After his speech inside a packed hall at the Burke Volunteer Fire Department, Youngkin addressed the overflow crowd gathered outside.
Earlier in the evening, he began his campaign speech with a reference to a recent incident in Loudoun County, where a teenage boy charged with sexual assault at one school was allowed to transfer to another school, where he was later charged in a second sexual assault.
“I am calling for an immediate investigation into the Loudoun County School Board for their gross negligence,” Youngkin said.
Officials say that both sex assaults were quickly reported to police. The school superintendent recently confirmed the county was being investigated by the Virginia Department of Education for discrepancies in reports of student sex assaults.

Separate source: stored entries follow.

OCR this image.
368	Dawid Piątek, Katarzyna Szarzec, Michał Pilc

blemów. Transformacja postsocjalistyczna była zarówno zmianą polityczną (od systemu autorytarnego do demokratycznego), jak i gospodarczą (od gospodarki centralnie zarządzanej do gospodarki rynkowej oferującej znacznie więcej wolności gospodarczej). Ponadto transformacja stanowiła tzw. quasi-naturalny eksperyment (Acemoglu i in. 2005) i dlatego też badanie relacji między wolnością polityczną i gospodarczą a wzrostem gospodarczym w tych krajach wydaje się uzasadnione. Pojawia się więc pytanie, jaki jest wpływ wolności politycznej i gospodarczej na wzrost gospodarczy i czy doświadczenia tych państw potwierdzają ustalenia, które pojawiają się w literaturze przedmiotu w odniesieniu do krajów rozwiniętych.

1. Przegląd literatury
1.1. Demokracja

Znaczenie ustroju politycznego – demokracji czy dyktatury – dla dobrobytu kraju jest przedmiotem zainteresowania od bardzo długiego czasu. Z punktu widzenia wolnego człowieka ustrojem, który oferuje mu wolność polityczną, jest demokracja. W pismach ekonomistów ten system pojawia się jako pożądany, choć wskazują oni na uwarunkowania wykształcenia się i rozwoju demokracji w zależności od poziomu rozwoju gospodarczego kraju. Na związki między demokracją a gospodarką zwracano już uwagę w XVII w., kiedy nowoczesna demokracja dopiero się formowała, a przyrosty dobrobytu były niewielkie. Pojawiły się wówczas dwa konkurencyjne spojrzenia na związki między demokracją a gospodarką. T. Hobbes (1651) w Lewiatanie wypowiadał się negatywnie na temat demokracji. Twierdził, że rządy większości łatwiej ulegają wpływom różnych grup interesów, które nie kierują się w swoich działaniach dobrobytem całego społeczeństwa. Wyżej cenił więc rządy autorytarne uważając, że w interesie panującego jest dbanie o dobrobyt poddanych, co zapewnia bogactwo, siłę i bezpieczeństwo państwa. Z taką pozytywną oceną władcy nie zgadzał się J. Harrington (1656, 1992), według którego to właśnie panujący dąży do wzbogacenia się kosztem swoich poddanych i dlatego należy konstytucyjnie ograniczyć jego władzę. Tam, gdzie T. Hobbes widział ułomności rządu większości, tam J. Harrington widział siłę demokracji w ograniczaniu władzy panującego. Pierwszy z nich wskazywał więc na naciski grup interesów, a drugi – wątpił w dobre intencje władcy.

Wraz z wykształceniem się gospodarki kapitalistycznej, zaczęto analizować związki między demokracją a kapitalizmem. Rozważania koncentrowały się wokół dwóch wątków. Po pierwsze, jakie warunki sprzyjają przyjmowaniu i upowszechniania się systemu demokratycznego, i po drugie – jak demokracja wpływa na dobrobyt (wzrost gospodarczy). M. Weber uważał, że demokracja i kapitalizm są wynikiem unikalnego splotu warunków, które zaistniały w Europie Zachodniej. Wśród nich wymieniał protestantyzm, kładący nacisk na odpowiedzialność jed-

He went on to say that, if elected, he would require school resource officers to be present in every public school and would withhold funding from schools that do not comply.
He also promised to overturn Virginia law that gives principals leeway in reporting student actions to police that legally would be considered misdemeanors.
"The time for closed-door conversation and silencing parents is over. We must fix this now," he said.
Youngkin promised to give parents more input on what is taught in schools, and vowed to forbid the teaching of critical race theory, a graduate school level body of scholarship that examines the intersection of race and U.S. law.
In response to Youngkin’s announcement, the campaign for Democratic challenger and former governor Terry McAuliffe released a statement that said in part: “Glenn Youngkin's entire campaign has been based on Donald Trump's divisive conspiracy theories, and tonight we saw more of the same -- angry Trumpian conspiracy theories and constant threats against public school funding.”
There are two weeks left until Election Day in one of the most hotly contested Virginia governor’s races in recent memory.